Comment aller vers la robustesse ?

Les nuées d’étourneaux offrent une magnifique illustration du vivant afin de rendre compte de la progression du changement. Ils se déplacent d’un coup à droite et d’un coup à gauche. Qui a le choix de tourner ? Ce sont toujours les oiseaux qui se trouvent à la périphérie du groupe. Au centre de la nuée, les oiseaux ne perçoivent que leurs voisins, ils sont aveugles au monde, tandis que ceux qui se trouvent à la périphérie sont préoccupés par les variations extérieures. Une règle toute simple nous est enseignée : tout système évolue en fonction de ses marges, de sa périphérie. Ce qui concerne une nuée d’oiseaux, s’applique également aux systèmes biologiques et aux systèmes sociaux.

L’histoire a vu de nombreux empires s’effondrer en raison de quelque chose qui s’est produit à la marge. Si l’on souhaite saisir les signaux faibles du monde à venir, il est nécessaire d’observer ce qui se déroule à la périphérie. Ce que l’on observe, c’est la présence de petits paysans qui se consacrent à l’agroécologie, au tout réparable, à l’habitat participatif, des éléments qui vont dans le sens de la robustesse, qui proviennent de la périphérie et qui vont contaminer le centre et le faire évoluer. Cette contamination commence à se manifester.
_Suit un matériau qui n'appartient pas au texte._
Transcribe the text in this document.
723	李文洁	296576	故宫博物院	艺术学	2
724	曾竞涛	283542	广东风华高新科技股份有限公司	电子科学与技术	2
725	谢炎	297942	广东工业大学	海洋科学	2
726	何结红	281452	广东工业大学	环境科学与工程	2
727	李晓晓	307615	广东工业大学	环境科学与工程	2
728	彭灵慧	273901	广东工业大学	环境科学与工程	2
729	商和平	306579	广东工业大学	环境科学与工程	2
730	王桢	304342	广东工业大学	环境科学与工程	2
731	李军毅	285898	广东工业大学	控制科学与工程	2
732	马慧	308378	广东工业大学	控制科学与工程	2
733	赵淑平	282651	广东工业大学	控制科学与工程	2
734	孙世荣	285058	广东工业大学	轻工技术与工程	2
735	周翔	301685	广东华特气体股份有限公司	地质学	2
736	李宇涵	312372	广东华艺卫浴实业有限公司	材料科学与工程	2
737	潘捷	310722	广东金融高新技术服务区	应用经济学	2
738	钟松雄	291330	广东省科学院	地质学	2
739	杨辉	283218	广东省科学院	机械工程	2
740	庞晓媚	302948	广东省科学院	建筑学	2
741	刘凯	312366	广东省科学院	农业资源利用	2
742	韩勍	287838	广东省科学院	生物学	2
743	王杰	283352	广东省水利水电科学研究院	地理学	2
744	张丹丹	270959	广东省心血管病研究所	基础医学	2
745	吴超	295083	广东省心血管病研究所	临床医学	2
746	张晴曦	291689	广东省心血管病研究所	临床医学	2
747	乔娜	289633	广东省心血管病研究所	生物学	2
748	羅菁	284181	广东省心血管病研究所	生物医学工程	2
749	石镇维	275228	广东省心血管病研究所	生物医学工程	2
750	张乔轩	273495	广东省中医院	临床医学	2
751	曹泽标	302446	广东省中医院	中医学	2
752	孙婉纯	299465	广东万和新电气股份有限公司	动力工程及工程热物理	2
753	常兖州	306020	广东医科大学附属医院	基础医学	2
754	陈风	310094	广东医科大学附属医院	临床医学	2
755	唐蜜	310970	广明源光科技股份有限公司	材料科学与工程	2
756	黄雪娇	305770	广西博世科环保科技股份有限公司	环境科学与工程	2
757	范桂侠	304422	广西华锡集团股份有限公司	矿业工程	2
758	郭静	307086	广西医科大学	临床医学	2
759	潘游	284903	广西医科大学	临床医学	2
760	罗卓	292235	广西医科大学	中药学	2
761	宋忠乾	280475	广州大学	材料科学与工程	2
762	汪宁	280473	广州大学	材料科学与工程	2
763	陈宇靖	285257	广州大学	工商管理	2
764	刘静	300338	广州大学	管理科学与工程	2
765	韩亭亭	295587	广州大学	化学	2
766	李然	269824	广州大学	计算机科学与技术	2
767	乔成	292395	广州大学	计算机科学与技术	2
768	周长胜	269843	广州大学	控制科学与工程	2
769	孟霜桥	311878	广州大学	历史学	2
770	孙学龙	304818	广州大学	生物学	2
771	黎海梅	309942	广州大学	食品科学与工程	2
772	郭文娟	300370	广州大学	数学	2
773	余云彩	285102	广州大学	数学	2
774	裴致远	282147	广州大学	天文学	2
Lorsqu’on passe de la performance à la robustesse, tout est inversé, y compris le prix des objets, et c’est ainsi que l’on peut nourrir la justice sociale.

 

Le concept de robustesse tel que défendu par Olivier Hamant représente une contribution majeure à la pensée contemporaine du vivant. En montrant que la robustesse n’est pas un obstacle au développement mais une condition de la durabilité, Hamant nous offre une grille de lecture précieuse pour affronter les défis du XXIe siècle. Cette approche propose une « troisième voie » entre le productivisme technicien et la résignation collapsologique : une voie inspirée du vivant, ancrée dans la complexité, l’imperfection et la coopération.